LP urges Malacañang to reject 2 blacklisted China firms in Marawi rehabilitation
The Liberal Party (LP) on Tuesday urged Malacanang not to turn a blind eye to the Philippine Center for Investigative Journalism (PCIJ) report that found two blacklisted Chinese companies being among tapped to rehabilitate Marawi City.
The LP made the call as they also pressed for the lifting of the martial law in Mindanao which will now mark its first year on declaration today.
“We are concerned about the involvement of two Chinese contractors in conducting rehabilitation work in Marawi, considering that these two Chinese companies — China State Construction Engineering Corporation and China Geo Engineering Corporation — were blacklisted in 2009 by the World Bank due to corrupt practices in the Philippines,” they said in a statement.
“The people of Marawi already suffered enough. The administration should not aggravate their pain by turning a blind eye on martial law abuses and counting on Chinese contractors with questionable backgrounds to take charge of Marawi City’s rehabilitation,” the LP stressed.
In its report, the PCIJ noted that the said companies were barred by WB for several years from participating in projects financed by the bank, as a result of the blacklisting over alleged violations of the procurement law committed during the Arroyo administration.
They alleged to have colluded with local companies in rigging the bidding of road projects partly financed by WB in 2004.
The PCIJ said the two Chinese firms will form part of the Bangon Marawi Consortium (BMC) which will carry out over 800 programs and projects under the ambitious master plan of the Duterte administration for war-torn Marawi.

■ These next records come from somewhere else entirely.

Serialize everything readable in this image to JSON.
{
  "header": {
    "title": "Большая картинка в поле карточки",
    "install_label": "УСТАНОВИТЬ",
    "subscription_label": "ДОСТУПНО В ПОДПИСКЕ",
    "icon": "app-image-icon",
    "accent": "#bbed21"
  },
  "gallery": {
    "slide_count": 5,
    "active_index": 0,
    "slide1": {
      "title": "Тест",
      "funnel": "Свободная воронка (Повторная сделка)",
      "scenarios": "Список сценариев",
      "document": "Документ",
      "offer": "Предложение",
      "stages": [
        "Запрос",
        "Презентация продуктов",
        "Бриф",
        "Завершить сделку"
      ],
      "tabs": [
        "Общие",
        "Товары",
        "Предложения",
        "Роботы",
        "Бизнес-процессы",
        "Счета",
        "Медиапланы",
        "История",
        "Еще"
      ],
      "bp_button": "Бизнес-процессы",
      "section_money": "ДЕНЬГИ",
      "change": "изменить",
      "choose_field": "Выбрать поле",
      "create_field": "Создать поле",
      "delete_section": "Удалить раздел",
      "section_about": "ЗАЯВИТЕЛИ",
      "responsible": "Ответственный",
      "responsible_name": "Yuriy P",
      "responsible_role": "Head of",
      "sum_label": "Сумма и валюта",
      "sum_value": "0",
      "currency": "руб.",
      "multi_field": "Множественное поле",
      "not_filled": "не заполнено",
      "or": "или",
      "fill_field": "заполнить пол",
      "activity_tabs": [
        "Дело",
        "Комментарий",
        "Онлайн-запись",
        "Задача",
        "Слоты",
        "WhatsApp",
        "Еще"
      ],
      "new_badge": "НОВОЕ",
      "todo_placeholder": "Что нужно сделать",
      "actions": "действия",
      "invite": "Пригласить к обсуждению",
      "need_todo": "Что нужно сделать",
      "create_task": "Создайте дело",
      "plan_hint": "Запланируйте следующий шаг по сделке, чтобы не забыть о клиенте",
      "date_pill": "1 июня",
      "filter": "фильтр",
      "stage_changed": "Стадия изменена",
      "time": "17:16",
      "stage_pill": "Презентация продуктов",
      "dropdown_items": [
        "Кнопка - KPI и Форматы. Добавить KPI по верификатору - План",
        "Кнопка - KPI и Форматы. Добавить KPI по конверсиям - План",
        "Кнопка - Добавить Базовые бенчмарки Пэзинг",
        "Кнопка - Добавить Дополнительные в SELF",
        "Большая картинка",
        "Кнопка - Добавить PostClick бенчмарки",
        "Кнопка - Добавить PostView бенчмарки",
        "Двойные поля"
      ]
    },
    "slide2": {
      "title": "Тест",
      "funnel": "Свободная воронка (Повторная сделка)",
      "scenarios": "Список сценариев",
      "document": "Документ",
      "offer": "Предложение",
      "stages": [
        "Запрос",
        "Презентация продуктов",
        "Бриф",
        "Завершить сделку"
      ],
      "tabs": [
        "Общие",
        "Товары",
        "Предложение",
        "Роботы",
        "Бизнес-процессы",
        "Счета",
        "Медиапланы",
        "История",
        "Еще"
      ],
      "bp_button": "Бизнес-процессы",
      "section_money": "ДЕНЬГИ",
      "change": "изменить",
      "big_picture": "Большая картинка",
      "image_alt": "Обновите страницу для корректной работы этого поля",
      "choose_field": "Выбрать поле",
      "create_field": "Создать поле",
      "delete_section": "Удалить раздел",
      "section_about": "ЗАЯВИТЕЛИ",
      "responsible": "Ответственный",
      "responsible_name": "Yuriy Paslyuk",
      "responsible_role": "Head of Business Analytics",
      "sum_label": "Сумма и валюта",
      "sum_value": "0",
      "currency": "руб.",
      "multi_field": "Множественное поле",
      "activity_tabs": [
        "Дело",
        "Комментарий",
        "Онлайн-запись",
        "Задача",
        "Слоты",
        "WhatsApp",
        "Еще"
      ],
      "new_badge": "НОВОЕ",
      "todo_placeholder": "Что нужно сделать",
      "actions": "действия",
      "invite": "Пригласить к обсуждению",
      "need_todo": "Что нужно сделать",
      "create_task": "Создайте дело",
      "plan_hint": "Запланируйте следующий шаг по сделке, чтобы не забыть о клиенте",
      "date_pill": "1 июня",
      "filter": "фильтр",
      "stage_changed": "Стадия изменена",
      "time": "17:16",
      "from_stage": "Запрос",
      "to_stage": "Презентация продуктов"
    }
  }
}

While the war is long over, the LP said that the people of Marawi cannot start healing the wounds of the past with the continued implementation of martial law which allows warrantless arrest not only in the said province but in the entire Mindanao region.
“For one, congressional hearings on President Duterte’s declaration of martial law and its extension until December 2018 have revealed that there is no rebellion in Mindanao that would warrant the extension of the military rule. Threats of rebellion do not qualify, as the Constitution only provides for presence of actual rebellion, invasion or when public safety requires it,” they said.
Worse, they pointed out, rights group Amnesty International reported in November 2017 that human rights abuses were committed both by the Maute group and some members of the military even under the implementation of martial law which government claims would restore law and order.
“If the administration really wants to ensure public safety, it should focus on providing permanent shelters to the 26,000 households that were displaced by the Marawi siege rather than letting the Marawi residents live in fear due to the ongoing martial law. The government has only managed to build 1,000 temporary shelters for the affected communities thus far. This figure clearly shows that the government should put its money where its mouth is: shelter for the Marawi residents,” they said.
The siege of Marawi by the terrorist Maute group, a nightmare that went on for five months, left over a hundred people dead and P53 billion worth of damages.